殷素素悄悄打量着这位老者——气息如渊,脚步无声,分明是踏入天人境的陆地神仙。可苏子安的师父不是北冥子吗?这老头穿着打扮半点不像道家之人……难不成,他还藏着一位天人境的师父?
袁天罡瞳孔骤缩——剑魔独孤求败?!
当年在雁门关外匆匆一瞥,对方负剑踏雪而去,背影如刀劈山岳。他万万没想到,苏子安背后站着的,竟是这尊活阎王!
北冥子呢?
江湖盛传苏子安是道家嫡传,北冥子亲授真传——难道全是烟幕?不可能!若非正主,道家早掀了屋顶辟谣。

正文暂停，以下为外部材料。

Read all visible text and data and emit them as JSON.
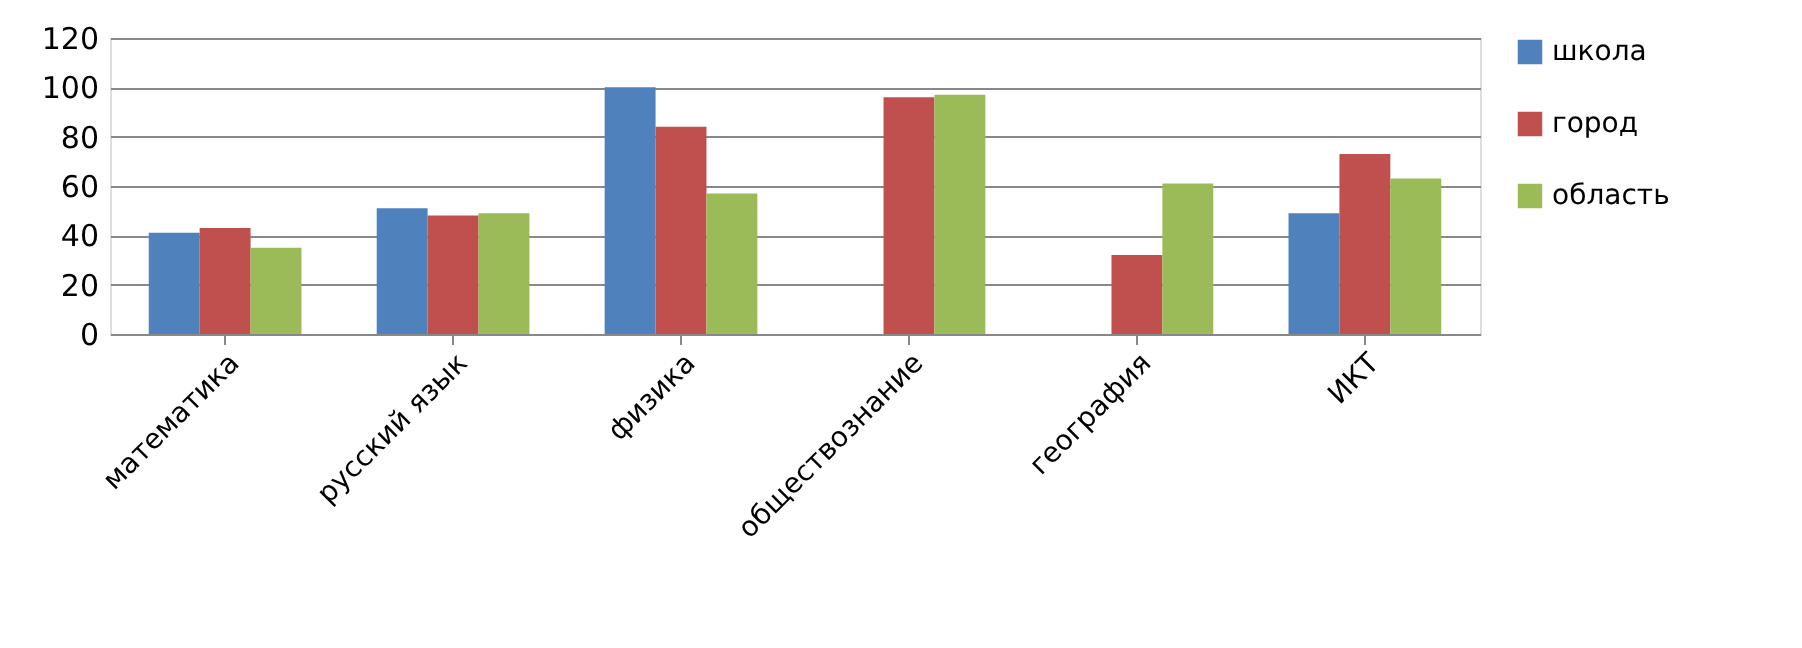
{
  "chart_data": {
    "type": "bar",
    "categories": [
      "математика",
      "русский язык",
      "физика",
      "обществознание",
      "география",
      "ИКТ"
    ],
    "series": [
      {
        "name": "школа",
        "color": "#4f81bd",
        "values": [
          41,
          51,
          100,
          null,
          null,
          49
        ]
      },
      {
        "name": "город",
        "color": "#c0504d",
        "values": [
          43,
          48,
          84,
          96,
          32,
          73
        ]
      },
      {
        "name": "область",
        "color": "#9bbb59",
        "values": [
          35,
          49,
          57,
          97,
          61,
          63
        ]
      }
    ],
    "ylim": [
      0,
      120
    ],
    "yticks": [
      0,
      20,
      40,
      60,
      80,
      100,
      120
    ],
    "grid": "y",
    "legend": "right"
  }
}
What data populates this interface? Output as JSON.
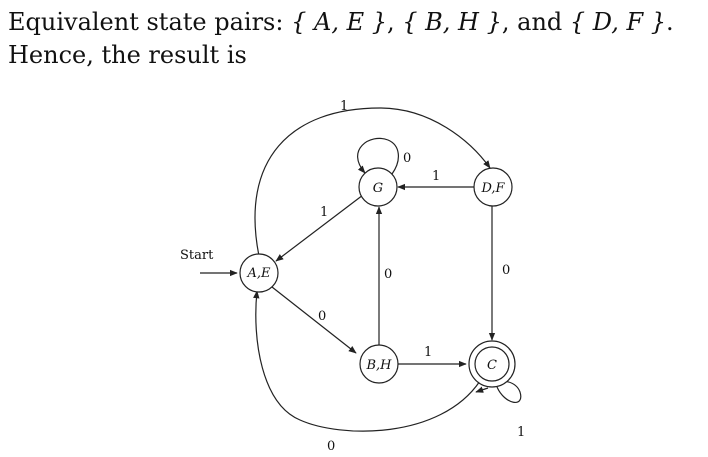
{
  "intro": {
    "line1_prefix": "Equivalent state pairs: ",
    "pair1": "{ A, E }",
    "sep1": ", ",
    "pair2": "{ B, H }",
    "sep2": ", and ",
    "pair3": "{ D, F }",
    "line1_suffix": ".",
    "line2": "Hence, the result is"
  },
  "diagram": {
    "start_label": "Start",
    "states": [
      {
        "id": "AE",
        "label": "A,E",
        "initial": true,
        "accepting": false
      },
      {
        "id": "G",
        "label": "G",
        "initial": false,
        "accepting": false
      },
      {
        "id": "DF",
        "label": "D,F",
        "initial": false,
        "accepting": false
      },
      {
        "id": "BH",
        "label": "B,H",
        "initial": false,
        "accepting": false
      },
      {
        "id": "C",
        "label": "C",
        "initial": false,
        "accepting": true
      }
    ],
    "transitions": [
      {
        "from": "AE",
        "to": "DF",
        "symbol": "1"
      },
      {
        "from": "AE",
        "to": "BH",
        "symbol": "0"
      },
      {
        "from": "G",
        "to": "G",
        "symbol": "0"
      },
      {
        "from": "G",
        "to": "AE",
        "symbol": "1"
      },
      {
        "from": "DF",
        "to": "G",
        "symbol": "1"
      },
      {
        "from": "DF",
        "to": "C",
        "symbol": "0"
      },
      {
        "from": "BH",
        "to": "G",
        "symbol": "0"
      },
      {
        "from": "BH",
        "to": "C",
        "symbol": "1"
      },
      {
        "from": "C",
        "to": "C",
        "symbol": "1"
      },
      {
        "from": "C",
        "to": "AE",
        "symbol": "0"
      }
    ]
  }
}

袁天罡脑中电光火石:双师同授?北冥子授道,独孤求败授剑?
嘶……这小子怕不是要捅破天!
道家北冥子、阴阳家东皇太一、剑魔独孤求败——三位陆地神仙齐刷刷罩着他!更别提那群动辄抬手裂江、闭眼断流的天人境红颜!
袁天罡后颈一凉,庆幸刚才没动手——否则别说跑,连灰都得被碾成齑粉!
李星云直接宕机。
眼前这老者气息如渊,压得他膝盖发软,分明和袁天罡一个段位!师傅?!苏子安居然还有这种级别的靠山?!
他猛地咽了口唾沫——幸好拦住了袁天罡!这混账玩意儿走到哪儿,都有大佬拎着刀护短!
独孤求败斜睨苏子安,指尖慢条斯理捻着长须:“哼,小混账,你跟东方不败那档子事,老夫门儿清。人,我已罚过。往后你俩少撕扯——至于你管我叫‘老混账’?……权当耳旁风。”
苏子安秒懂:原来绕这么大弯子,全为东方不败撑腰!
行吧,看在剑魔面子上,那痴情疯批就放她一马。毕竟人家只嘴硬威胁,真刀真枪没敢动他一根汗毛……再闹下去,独孤求败怕是要夹在中间两头烧。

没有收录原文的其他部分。